'There was blood on tables, chairs'

Thirteen foreigners died in the Taliban-claimed attack on the Lebanese restaurant. Photo / AP
Thirteen foreigners died in the Taliban-claimed attack on the Lebanese restaurant. Photo / AP

Survivors of the devastating Taliban suicide attack on a restaurant in Kabul told of the carnage and bloodshed, as details emerged of 21 people, including 13 foreigners, who died in the assault.

Desperate customers hid under tables when one attacker detonated his suicide vest at the fortified entrance to the Taverna du Liban and two other militants stormed inside and opened fire.

Among the dead were two Americans, two British citizens, two Canadians, the International Monetary Fund (IMF) head of mission, and the restaurant's Lebanese owner, who was killed as he tried to fire back at the attackers.

A female Danish member of the European police mission in Afghanistan and a Russian UN political officer also died in the massacre, which was the deadliest attack on foreign civilians since the Taliban were ousted in 2001.

The United Nations said four of its staff had been killed, though it did not release their nationalities.

"We heard a big bang and everywhere was dark," Atiqullah, 27, an assistant chef, said as he attended a funeral for three of the restaurant's guards.

"We used a back door to go to the second floor.
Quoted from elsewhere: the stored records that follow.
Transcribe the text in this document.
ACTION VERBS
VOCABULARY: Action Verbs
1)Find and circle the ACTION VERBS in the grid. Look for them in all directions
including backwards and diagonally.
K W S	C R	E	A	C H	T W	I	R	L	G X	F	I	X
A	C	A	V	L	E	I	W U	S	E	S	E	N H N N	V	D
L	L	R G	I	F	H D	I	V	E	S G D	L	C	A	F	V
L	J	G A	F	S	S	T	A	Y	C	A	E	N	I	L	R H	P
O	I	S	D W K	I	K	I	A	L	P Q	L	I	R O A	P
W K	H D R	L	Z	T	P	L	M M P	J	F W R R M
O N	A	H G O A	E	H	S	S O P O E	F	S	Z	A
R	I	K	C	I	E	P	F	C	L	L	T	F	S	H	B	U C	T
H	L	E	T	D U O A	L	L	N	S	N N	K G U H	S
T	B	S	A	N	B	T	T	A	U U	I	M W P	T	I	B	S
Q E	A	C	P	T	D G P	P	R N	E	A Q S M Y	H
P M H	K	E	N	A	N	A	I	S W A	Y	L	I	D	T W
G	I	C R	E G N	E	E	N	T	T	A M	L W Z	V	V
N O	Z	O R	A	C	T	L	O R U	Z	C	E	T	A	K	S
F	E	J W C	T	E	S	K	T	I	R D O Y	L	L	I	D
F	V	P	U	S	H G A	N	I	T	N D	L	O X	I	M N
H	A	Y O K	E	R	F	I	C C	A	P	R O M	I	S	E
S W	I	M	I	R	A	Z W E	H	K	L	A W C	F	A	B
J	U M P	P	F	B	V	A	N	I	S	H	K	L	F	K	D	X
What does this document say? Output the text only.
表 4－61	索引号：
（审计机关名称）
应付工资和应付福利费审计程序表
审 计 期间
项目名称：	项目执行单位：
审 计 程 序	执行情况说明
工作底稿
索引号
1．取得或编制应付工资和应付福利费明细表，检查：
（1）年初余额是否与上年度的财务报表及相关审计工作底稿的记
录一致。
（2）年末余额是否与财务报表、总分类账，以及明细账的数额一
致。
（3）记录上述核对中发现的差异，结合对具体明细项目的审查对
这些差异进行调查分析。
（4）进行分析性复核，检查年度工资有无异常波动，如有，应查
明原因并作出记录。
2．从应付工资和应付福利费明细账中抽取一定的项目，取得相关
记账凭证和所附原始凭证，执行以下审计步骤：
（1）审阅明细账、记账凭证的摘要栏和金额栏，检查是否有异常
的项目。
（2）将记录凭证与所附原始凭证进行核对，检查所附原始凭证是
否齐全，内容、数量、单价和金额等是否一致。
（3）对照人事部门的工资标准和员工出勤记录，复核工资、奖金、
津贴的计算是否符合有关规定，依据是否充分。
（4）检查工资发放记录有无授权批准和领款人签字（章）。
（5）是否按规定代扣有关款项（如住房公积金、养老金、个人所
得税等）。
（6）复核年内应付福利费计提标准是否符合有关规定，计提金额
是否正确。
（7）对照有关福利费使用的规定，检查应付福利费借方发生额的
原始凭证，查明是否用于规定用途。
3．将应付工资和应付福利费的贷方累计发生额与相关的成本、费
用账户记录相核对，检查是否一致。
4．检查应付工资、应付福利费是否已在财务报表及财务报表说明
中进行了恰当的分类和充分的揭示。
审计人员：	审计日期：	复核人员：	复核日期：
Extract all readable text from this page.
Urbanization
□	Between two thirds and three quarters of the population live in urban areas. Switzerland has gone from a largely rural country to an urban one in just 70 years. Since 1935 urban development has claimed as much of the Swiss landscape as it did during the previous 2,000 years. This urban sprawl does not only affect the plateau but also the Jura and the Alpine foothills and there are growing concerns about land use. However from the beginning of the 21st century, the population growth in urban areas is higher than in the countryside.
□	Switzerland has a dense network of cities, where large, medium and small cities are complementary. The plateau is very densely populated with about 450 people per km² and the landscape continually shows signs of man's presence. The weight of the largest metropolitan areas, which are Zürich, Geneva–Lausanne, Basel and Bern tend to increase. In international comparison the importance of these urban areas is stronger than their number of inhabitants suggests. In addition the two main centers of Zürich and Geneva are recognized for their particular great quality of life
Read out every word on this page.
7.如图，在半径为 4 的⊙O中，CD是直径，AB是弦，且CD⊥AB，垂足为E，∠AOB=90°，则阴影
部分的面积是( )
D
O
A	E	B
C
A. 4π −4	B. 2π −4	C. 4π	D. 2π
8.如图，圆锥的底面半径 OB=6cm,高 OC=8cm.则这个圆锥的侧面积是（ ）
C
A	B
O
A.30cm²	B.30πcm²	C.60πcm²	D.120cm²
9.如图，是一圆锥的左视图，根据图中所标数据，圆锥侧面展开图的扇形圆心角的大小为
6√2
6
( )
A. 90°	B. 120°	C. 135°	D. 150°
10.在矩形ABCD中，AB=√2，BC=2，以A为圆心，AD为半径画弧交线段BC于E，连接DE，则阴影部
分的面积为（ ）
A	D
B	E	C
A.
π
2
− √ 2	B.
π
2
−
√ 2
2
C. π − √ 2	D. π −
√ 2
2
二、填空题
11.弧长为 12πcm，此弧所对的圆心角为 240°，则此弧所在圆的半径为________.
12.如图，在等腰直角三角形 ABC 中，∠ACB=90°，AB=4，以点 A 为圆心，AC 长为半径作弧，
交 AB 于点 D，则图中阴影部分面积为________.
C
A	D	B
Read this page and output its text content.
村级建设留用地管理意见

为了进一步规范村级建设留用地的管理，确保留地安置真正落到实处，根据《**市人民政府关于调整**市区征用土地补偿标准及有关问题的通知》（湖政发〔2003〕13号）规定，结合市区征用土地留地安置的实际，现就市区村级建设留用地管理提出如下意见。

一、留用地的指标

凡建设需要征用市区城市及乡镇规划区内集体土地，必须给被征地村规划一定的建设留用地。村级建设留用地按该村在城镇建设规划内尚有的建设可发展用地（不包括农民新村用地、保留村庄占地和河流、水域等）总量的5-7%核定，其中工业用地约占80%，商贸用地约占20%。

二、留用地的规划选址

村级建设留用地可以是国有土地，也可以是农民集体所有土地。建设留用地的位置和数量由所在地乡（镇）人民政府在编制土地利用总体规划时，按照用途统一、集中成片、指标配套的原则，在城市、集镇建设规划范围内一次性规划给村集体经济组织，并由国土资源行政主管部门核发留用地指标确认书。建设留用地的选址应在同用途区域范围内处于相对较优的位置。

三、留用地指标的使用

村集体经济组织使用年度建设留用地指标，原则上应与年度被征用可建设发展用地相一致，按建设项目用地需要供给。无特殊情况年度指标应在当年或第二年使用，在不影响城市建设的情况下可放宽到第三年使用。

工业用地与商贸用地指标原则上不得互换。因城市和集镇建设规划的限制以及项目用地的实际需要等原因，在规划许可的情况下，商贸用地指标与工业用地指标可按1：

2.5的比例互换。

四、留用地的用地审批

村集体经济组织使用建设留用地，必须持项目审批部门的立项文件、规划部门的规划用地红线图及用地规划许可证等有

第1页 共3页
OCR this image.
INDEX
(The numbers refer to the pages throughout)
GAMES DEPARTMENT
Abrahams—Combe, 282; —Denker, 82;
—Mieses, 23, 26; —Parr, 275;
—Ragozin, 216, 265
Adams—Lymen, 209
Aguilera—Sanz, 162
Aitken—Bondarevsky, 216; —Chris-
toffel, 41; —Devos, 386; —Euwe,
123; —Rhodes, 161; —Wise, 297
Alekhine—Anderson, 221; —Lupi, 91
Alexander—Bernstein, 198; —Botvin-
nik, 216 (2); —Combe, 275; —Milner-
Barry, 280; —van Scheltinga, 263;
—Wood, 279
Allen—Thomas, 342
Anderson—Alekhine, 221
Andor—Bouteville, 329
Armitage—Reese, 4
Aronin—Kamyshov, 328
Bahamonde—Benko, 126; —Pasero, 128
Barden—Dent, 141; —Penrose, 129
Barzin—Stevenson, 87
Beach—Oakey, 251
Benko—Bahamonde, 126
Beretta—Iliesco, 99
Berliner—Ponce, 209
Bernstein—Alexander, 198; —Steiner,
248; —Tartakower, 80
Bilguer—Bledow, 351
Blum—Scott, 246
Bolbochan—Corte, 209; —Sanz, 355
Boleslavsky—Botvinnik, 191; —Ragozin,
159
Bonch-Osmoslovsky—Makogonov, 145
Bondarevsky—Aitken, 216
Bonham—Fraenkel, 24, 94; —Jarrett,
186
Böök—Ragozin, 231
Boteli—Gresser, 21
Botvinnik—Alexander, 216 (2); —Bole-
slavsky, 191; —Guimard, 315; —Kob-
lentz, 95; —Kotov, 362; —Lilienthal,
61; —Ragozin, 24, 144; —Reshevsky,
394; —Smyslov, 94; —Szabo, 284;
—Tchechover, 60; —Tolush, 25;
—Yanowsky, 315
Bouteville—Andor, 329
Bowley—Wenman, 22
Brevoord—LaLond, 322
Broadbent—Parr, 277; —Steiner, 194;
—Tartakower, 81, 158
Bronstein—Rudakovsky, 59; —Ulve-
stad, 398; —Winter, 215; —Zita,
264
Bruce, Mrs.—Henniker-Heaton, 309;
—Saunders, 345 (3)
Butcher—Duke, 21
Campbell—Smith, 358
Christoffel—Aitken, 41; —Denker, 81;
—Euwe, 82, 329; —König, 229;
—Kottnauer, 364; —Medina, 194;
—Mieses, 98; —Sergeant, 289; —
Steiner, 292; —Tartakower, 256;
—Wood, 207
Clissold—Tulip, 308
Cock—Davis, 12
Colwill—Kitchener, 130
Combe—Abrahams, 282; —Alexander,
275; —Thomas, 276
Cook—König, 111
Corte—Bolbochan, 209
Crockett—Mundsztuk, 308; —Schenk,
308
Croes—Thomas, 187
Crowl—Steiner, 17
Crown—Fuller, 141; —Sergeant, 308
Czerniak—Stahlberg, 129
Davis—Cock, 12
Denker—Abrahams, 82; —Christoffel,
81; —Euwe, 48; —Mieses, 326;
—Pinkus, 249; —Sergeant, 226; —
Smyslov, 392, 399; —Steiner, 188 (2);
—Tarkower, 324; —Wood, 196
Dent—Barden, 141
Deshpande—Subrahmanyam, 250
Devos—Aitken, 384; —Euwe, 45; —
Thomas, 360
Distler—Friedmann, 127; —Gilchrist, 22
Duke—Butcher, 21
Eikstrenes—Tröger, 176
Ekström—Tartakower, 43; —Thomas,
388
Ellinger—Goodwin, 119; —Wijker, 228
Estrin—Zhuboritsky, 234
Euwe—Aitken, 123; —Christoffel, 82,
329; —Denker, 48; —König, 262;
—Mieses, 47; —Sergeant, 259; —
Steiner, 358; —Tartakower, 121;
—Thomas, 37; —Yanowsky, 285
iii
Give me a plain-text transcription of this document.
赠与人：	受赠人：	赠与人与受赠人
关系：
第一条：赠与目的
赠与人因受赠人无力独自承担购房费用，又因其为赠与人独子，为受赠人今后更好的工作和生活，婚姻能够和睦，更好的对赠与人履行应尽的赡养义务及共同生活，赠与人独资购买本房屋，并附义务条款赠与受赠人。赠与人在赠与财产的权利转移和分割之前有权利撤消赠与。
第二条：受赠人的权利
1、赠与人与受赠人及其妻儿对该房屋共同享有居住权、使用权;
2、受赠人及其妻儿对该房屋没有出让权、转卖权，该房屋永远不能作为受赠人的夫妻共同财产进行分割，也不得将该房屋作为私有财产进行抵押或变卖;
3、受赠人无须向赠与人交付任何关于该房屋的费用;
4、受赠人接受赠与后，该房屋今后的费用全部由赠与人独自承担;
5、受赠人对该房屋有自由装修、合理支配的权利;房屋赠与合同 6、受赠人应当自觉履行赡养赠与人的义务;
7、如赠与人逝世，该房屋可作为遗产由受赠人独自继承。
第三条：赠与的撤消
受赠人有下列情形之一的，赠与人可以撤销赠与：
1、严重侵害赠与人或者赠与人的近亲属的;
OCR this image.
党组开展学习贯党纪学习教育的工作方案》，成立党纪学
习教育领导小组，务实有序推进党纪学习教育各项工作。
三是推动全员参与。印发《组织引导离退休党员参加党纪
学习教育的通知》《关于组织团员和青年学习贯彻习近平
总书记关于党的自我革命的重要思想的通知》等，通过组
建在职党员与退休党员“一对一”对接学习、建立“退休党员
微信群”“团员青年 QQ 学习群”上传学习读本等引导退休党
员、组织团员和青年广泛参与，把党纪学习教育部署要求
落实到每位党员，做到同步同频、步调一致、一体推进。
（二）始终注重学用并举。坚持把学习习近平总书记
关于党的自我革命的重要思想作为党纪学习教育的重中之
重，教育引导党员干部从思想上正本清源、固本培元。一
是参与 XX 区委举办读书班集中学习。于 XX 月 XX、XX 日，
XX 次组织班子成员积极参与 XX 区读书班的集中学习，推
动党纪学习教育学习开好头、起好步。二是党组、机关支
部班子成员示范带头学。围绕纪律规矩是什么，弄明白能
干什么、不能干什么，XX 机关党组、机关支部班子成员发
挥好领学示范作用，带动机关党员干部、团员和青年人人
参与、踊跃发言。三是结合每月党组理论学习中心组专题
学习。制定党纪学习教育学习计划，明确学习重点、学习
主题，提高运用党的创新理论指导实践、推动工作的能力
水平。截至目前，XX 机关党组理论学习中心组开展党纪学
Our manager went downstairs. We heard some gunshots and later found out that he had been shot dead.

"There was blood everywhere, on tables, on chairs. Apparently, the attackers had shot people from a very close range."

Interior Minister Omer Daudzai said three police officers responsible for security in the upmarket Wazir Akbar Khan district had been suspended pending an investigation.

A haven for Afghans and expats, the Taverna has been a regular dining spot for foreign diplomats, aid workers and Afghan officials and businessmen for several years, and was busy with customers on Friday, the weekly holiday in Afghanistan.

Like many restaurants in Kabul, it ran strict security checks, with diners patted down by armed guards and passing through at least two steel doors before gaining entry.

Yesterday, the Taverna's battered sign was still in place, hanging over the ruined remains of the entrance door. Several badly damaged cars remained at the scene.

The two Lebanese dead were the country director for the International Monetary Fund, Wabel Abdallah, and his friend, the restaurant's owner Kamal Hamade.

Both men had been in Afghanistan for many years. Abdallah had helped the government and donors untangle the US$900 million ($1.1 billion) Kabul Bank scandal that embroiled much of the political elite.

Among the dead were a Briton and Malaysian working as consultants to the Afghan Finance Ministry.

The American University of Afghanistan said one US victim had recently joined its faculty of political science, and the other was a member of the student affairs staff.

The Taliban claimed responsibility and a spokesman said the attack was to avenge a US airstrike in Parwan province last Wednesday.